In the real world, the World Health Organization said it has received reports of 92 lab-confirmed cases of monkeypox and 28 suspected cases from a dozen countries between May 13 and 22. No deaths have been reported.
Cases have "mainly but not exclusively" been identified among men who have sex with men, the WHO said, and a leading WHO advisor has said the virus appears to have gotten into the population through sexual contact. The CDC and health experts have stressed that anyone can contract monkeypox through close contact.
Still, the NTI's decision to use monkeypox for the fictional scenario and the timeline outlined in the non-profit organization's report has led some to the conclusion that it "predicted" the current outbreak.
A year ago, at a munich conference, the NTI predicted a monkeypox terror attack in May 2022 in a germ game, except it appears they were the terrorists https://t.co/kCzsY6aTcj pic.twitter.com/3M4PMz7041
— Daniel Horowitz (@RMConservative) May 20, 2022
But Jaime Yassif, vice president of Global Biological Policy and Programs at NTI and the report's lead author, said the use of monkeypox as the virus in the exercise scenario was coincidental.
"We wanted to select a pathogen that would be a plausible fit for our fictional scenario, and we chose monkeypox from a range of options offered by our expert advisers," she told Newsweek. "The fact that several countries are currently experiencing an outbreak of monkeypox is purely a coincidence."
The NTI designed the scenario "to create an opportunity for participants to discuss urgently needed improvements in global capabilities to prevent and respond to pandemics" following the impact of COVID-19, Yassif added.

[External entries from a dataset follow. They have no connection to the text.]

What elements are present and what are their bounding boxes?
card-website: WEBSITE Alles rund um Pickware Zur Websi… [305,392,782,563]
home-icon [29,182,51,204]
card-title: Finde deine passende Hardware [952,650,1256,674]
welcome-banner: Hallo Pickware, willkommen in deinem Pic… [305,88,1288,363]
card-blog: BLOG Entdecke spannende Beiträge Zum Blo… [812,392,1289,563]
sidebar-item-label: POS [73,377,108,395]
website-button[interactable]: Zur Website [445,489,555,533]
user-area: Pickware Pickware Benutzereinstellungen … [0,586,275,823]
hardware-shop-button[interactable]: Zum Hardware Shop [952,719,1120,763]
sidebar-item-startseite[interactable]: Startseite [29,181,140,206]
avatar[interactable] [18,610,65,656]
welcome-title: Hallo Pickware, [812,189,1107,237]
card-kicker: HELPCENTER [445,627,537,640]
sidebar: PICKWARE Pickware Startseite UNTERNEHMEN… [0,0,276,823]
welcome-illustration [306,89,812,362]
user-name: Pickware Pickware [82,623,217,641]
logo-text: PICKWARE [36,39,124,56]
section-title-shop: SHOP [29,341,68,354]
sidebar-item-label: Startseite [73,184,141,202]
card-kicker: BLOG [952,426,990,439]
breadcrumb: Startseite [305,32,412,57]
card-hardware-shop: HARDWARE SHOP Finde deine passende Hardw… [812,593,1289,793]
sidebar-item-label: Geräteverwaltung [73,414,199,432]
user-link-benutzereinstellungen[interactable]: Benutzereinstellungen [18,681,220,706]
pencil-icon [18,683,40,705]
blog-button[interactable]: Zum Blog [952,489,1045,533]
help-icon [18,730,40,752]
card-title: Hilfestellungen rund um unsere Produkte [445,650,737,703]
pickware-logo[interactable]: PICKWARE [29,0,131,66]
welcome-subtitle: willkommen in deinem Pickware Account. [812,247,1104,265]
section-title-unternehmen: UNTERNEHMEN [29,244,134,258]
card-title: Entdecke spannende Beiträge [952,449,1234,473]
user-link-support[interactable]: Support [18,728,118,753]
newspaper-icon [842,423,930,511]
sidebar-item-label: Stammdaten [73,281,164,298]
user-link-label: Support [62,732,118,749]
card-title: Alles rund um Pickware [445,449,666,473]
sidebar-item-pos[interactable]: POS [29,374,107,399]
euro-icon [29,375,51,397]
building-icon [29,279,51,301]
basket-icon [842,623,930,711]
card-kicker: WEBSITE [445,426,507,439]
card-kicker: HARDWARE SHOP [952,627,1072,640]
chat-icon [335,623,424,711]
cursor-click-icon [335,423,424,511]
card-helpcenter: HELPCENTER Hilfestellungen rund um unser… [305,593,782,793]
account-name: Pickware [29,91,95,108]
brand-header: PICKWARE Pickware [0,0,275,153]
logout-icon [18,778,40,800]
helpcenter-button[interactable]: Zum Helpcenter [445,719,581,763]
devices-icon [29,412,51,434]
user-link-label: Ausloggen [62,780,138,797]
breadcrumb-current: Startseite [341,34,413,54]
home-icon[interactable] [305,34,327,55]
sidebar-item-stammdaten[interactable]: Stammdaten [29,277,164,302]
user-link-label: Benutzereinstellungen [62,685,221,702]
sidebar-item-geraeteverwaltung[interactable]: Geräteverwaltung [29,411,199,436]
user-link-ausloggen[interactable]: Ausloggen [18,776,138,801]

The exercise was co-chaired by NTI CEO Dr. Ernest J. Moniz, who is a former U.S secretary of energy, and Wolfgang Ischinger, Germany's former ambassador to the United States who was the head of the Munich Security Conference until earlier this year.
Participants included NTI founder and former Senator Sam Nunn, Dr. Beth Cameron, who previously served as the senior director for global health security and biodefense on the U.S. National Security Council, Dr. George Gao, the director-general of the Chinese Center for Disease Control and Prevention and Michael Ryan, executive director of WHO Health Emergencies Program.
"While COVID-19 has had devastating impacts globally in terms of loss of life and economic disruption, the world continues to face the risk of future high-consequence biological events whose impact could meet or even exceed the severe damage caused by the current pandemic," Yassif said.
Yassif said the report's key takeaway "is not the specific pathogen in our fictional scenario; it's the fact that the world is woefully unprepared to guard against future pandemics, and we need to take urgent action to address this vulnerability."
She explained that the key findings from the 2021 exercise included: weak global detection, assessment, and warning of pandemic risks; gaps in national-level preparedness and insufficient financing of international preparedness for pandemics.
"The international community needs a more robust, transparent detection, evaluation, and early warning system that can rapidly communicate actionable information about pandemic risks," Yassif said.
Governments around the world "should improve preparedness by developing national-level pandemic response plans built upon a coherent system of 'triggers' that prompt anticipatory action, despite uncertainty and near-term costs—in other words, on a 'no-regrets' basis."
The report recommended that national leaders, development banks, philanthropic donors, and the private sector establish and resource "a new financing mechanism to bolster global health security and pandemic preparedness," Yassif said.
"The design and operations of the fund should be catalytic—incentivizing national governments to invest in their own preparedness over the long term."